Among the early adapters to study and use mRNA technology is the husband and wife team Dr. Uğur Şahin and Dr. Özlem Türeci. The couple, when they first met, bonded over science — so much so, they headed straight back to the lab after their wedding.
“We have worked hands-on and seen patients and treated patients, and at the same time we were scientists. And what we were basically daily experiencing, as cancer doctors, was that there’s not much we can offer our patients in terms of approved standards of care,” Şahin said on my podcast back in March.
“Yet in the world of science, we experienced that there were so many technologies and knowledge which would provide the opportunity to better treat patients. And this gap and the interest in translating science into survival was what we shared and why at some point we decided to do this journey together,” he said.
The pair founded BioNTech in 2008, which at the time was focused mainly on using new technologies for cancer therapies.
But then in 2020, clouds began gathering on the horizon. Even as early as January, Şahin thought the situation might develop into a pandemic, and he felt he and his wife had the tools to help. In March, BioNTech quickly teamed up with Pfizer, a company they had already been working with on other projects.
The other team working on an mRNA vaccine, Moderna, was an upstart company that had never brought an FDA-approved product to market. The company, whose name is a portmanteau of “Modified” and “RNA,” worked in partnership with the NIH’s Dr. Barney Graham and Kizzmekia Corbett, an immunologist.

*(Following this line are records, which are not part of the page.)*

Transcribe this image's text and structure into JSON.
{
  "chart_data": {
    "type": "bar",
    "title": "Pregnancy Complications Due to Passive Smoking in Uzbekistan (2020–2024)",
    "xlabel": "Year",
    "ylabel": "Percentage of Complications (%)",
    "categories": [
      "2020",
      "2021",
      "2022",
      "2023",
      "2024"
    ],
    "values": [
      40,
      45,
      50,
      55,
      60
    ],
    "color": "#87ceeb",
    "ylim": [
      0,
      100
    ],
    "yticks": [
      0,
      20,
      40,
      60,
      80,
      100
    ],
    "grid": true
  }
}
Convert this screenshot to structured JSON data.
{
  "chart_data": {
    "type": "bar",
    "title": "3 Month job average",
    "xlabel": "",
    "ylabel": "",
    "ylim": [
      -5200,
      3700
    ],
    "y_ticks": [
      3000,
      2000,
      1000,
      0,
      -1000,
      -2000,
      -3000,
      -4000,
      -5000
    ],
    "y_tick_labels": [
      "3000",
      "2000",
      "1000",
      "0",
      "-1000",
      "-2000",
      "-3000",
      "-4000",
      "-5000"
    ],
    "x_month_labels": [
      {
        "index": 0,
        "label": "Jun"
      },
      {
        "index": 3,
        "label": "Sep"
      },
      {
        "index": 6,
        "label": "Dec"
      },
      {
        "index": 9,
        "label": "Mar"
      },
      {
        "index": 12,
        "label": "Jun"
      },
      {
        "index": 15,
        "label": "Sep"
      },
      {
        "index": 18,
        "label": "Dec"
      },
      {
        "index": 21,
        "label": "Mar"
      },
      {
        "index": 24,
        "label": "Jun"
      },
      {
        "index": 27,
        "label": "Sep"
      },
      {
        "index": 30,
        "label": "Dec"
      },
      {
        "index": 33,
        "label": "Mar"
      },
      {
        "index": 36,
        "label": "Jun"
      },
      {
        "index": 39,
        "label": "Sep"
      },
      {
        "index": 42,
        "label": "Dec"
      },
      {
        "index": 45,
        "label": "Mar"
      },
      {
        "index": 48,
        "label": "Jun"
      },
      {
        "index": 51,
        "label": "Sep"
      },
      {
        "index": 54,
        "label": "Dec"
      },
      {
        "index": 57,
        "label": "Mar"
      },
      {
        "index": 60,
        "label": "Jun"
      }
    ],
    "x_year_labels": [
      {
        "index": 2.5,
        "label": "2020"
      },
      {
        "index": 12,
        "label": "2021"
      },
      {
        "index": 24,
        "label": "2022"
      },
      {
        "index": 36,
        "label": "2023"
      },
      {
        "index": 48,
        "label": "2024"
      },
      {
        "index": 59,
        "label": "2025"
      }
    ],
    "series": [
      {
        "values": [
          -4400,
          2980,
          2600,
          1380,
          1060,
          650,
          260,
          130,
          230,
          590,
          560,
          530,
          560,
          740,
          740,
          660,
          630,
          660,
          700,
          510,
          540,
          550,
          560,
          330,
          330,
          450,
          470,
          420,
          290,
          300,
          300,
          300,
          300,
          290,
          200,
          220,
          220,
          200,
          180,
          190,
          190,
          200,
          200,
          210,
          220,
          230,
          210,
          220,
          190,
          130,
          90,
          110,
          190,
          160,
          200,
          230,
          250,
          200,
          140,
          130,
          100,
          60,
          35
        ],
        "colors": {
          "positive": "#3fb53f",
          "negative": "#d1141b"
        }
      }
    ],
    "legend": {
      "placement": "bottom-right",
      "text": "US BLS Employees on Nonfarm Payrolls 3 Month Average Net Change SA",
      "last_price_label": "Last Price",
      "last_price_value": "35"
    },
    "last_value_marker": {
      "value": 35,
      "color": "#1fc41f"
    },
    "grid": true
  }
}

Asked during an online interview Wednesday if he felt the pressure, Graham said the Vaccine Research Center, of which he is deputy director, had been under pressure before — for example, during the Ebola and Zika crises. “In this case, we started this project before it was a pandemic. So at the beginning, for us, it was a demonstration project to prove how fast we could go if the need arose. … It didn’t turn into a lot of pressure until the middle of March, when it was declared a pandemic and when we started having a lot more cases around the globe,” he said.
Hitting the jackpot
As the months of 2020 ticked by, the scientists worked almost nonstop to perfect, then test their products. And then the results started coming in. They were almost too good to be true: Early study results showed the Pfizer/BioNTech vaccine was 95% effective, and the Moderna vaccine was 94.1% effective, at preventing symptomatic Covid-19. These preliminary numbers held up as more study results came in.
At the start of the summer, the FDA had said it would require any coronavirus vaccine to be at least 50% effective to win approval (keep in mind that the flu vaccine is between 40% and 60% in years with a good match between circulating virus and the vaccine). Dr. Anthony Fauci, director of the National Institute of Allergy and Infectious Diseases, who was then on the White House Coronavirus Task Force, said he would settle for a vaccine that was 70%-75% effective.
But the mRNA vaccines results blew all that away.
Just last week, a close friend and board member at the CDC told me, “The creators of the mRNA vaccines will likely be nominated for the Nobel prize.”
After a rapid race to the end, it was the two mRNA vaccines that crossed the finish line first and second in the United States, winning FDA emergency use authorization a week apart, in mid-December. It was just 11 months after the genetic sequence had first been shared with the world.
To reach herd immunity globally, though, all of the vaccines that make it across the finish line have a very important role to play. There will be billions of people immunized around the world, and there is a possibility that boosters will be necessary in the future as well.
The thing about races is that they force the impossible: They make us better, safer and, yes, faster than we have ever been before. And this race for a vaccine, under the brutal pressure of a pandemic, may have forever accelerated the pace of medical innovation by showing us exactly how creative, nimble and determined humankind can be.